I don’t really have any advice for you but just wanted to say hello and that I’m in exactly the same boat as you as I’m 28, have no children and have been diagnosed with secondaries.
I know we should be thankful that we’re still here but I find it hard to ‘live for the day’ as they tell me to!!
Just wanted to say I sympathise with you. I can’t decide whether it’s better to have kids (I have two, aged 5 and 9) when you have secondaries, but we are all in the same boat of having to live with the knowledge that we won’t be able to see or achieve everything in life that we wanted to and that most people take for granted.

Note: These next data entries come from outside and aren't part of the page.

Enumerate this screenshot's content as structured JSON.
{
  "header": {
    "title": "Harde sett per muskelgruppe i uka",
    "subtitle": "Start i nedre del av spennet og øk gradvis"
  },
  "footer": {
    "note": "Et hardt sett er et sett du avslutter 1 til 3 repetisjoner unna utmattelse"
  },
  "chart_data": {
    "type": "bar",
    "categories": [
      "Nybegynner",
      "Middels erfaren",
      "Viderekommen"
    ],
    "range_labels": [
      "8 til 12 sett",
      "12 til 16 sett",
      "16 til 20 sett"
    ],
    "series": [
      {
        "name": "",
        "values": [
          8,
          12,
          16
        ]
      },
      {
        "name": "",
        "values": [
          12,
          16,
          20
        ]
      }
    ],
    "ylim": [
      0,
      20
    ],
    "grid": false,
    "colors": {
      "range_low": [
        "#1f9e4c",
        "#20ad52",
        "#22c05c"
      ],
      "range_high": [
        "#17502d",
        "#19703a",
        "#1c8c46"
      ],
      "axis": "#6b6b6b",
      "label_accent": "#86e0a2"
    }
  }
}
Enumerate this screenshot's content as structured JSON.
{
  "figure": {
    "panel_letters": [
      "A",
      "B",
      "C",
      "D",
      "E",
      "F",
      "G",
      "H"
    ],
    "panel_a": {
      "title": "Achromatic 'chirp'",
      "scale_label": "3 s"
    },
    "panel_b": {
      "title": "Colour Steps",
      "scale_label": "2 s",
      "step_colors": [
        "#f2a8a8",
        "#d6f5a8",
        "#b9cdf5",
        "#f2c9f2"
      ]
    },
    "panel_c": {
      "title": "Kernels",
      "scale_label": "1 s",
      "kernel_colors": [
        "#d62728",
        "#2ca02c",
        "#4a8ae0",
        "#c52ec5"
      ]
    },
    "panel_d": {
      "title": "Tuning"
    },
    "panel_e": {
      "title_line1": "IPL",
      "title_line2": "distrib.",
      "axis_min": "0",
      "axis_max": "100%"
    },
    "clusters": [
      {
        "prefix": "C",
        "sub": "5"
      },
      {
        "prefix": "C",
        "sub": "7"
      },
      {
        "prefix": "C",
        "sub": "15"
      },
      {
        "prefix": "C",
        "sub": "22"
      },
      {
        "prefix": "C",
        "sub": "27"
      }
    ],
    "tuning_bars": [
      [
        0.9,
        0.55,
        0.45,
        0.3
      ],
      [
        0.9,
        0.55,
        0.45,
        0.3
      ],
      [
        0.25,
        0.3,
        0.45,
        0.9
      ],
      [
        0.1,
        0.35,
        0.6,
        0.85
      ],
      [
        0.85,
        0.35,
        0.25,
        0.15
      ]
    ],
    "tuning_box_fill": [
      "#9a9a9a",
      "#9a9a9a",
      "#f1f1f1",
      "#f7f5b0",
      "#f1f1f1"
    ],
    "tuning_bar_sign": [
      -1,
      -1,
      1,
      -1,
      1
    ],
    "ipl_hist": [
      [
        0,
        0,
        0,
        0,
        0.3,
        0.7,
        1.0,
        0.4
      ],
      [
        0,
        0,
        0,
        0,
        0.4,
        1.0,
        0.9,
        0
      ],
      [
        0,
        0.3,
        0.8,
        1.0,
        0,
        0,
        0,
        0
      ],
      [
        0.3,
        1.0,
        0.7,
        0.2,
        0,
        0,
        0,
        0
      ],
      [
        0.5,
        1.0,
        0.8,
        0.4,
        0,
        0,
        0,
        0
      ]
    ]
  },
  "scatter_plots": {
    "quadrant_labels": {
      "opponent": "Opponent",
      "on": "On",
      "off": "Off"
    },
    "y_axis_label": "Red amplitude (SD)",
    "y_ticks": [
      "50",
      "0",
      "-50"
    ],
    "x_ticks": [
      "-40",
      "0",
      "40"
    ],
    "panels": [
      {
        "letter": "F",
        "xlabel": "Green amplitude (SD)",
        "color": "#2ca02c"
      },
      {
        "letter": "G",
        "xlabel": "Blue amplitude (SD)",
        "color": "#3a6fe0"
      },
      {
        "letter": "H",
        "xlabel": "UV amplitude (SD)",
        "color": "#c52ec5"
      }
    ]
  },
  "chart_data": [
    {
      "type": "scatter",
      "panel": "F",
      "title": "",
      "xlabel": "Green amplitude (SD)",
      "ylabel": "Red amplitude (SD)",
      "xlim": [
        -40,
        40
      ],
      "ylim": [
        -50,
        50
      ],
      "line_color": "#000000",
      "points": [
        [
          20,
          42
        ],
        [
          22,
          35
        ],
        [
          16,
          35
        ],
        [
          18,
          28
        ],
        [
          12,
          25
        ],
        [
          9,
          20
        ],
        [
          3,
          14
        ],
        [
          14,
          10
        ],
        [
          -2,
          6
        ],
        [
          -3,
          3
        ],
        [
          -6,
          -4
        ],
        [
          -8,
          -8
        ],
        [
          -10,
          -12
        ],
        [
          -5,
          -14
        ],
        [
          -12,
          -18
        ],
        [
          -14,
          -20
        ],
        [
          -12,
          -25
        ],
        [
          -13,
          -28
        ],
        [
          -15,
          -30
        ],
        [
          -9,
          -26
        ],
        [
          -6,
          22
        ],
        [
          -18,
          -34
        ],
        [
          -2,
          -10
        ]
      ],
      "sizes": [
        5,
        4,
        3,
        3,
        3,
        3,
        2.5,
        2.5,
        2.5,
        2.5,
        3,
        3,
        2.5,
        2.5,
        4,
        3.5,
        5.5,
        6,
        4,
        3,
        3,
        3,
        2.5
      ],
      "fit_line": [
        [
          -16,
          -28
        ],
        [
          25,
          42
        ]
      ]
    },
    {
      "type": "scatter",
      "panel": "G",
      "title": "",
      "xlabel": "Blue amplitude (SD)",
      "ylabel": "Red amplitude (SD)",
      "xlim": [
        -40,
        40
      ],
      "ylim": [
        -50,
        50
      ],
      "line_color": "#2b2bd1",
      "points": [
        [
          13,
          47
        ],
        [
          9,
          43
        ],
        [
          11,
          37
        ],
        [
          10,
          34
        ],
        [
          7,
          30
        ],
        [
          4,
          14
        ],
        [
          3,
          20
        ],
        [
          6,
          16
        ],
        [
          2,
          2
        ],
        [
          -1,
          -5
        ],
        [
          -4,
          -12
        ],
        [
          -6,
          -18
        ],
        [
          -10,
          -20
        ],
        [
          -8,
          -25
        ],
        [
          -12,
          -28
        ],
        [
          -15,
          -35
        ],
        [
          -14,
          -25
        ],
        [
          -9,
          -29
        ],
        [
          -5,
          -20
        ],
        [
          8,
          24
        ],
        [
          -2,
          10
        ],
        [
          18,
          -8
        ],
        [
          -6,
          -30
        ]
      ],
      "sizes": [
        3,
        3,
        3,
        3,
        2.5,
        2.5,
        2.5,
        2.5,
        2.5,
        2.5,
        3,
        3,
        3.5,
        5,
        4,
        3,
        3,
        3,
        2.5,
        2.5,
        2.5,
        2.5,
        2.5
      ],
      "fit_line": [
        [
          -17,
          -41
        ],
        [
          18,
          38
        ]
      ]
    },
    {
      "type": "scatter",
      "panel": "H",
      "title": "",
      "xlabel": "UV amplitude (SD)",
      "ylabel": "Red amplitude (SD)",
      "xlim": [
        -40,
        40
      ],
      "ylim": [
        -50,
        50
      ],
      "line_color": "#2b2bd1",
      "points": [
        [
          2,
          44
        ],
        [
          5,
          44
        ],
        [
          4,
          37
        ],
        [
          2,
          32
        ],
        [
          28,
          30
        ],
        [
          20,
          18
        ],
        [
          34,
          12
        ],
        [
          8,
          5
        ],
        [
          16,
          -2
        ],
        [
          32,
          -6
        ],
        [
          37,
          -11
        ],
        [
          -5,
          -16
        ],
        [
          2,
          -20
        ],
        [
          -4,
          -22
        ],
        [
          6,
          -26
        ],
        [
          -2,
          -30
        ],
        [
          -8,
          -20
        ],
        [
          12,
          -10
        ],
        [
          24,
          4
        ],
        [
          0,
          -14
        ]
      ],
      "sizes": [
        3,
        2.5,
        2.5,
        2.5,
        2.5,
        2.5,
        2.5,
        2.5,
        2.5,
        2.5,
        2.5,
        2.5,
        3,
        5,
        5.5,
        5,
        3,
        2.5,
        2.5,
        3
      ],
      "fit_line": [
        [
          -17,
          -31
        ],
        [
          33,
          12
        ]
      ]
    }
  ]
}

I feel robbed. I want to travel, see a bit of the world, I want to be there for all the children’s milestones, first day at uni, first day at work, getting married, being a grandmother etc. etc. I’m so glad I can use this forum to let off steam because only you others can truly understand what its like to live with this horrid disease, but then I can have days when I feel positive, that science is moving fast and that there is hope of new drugs to try that will keep us ticking over for a long time. I try to stay in that mind-set as much as I can but its hard.
Hi J
I am in a similar position to you, and like you feel completely gutted that kids arent a possibility (I’m 26), I wish I could offer some wise words of advice but I know that no matter what anyone says to you it will not change how you will feel. All I can say is please do not feel bad for having the odd rant! As much as we all try and keep upbeat we all have bad days, and understandably so - we have been dealt a s**t hand! But please try and remamber that around the corner there may well be some good times.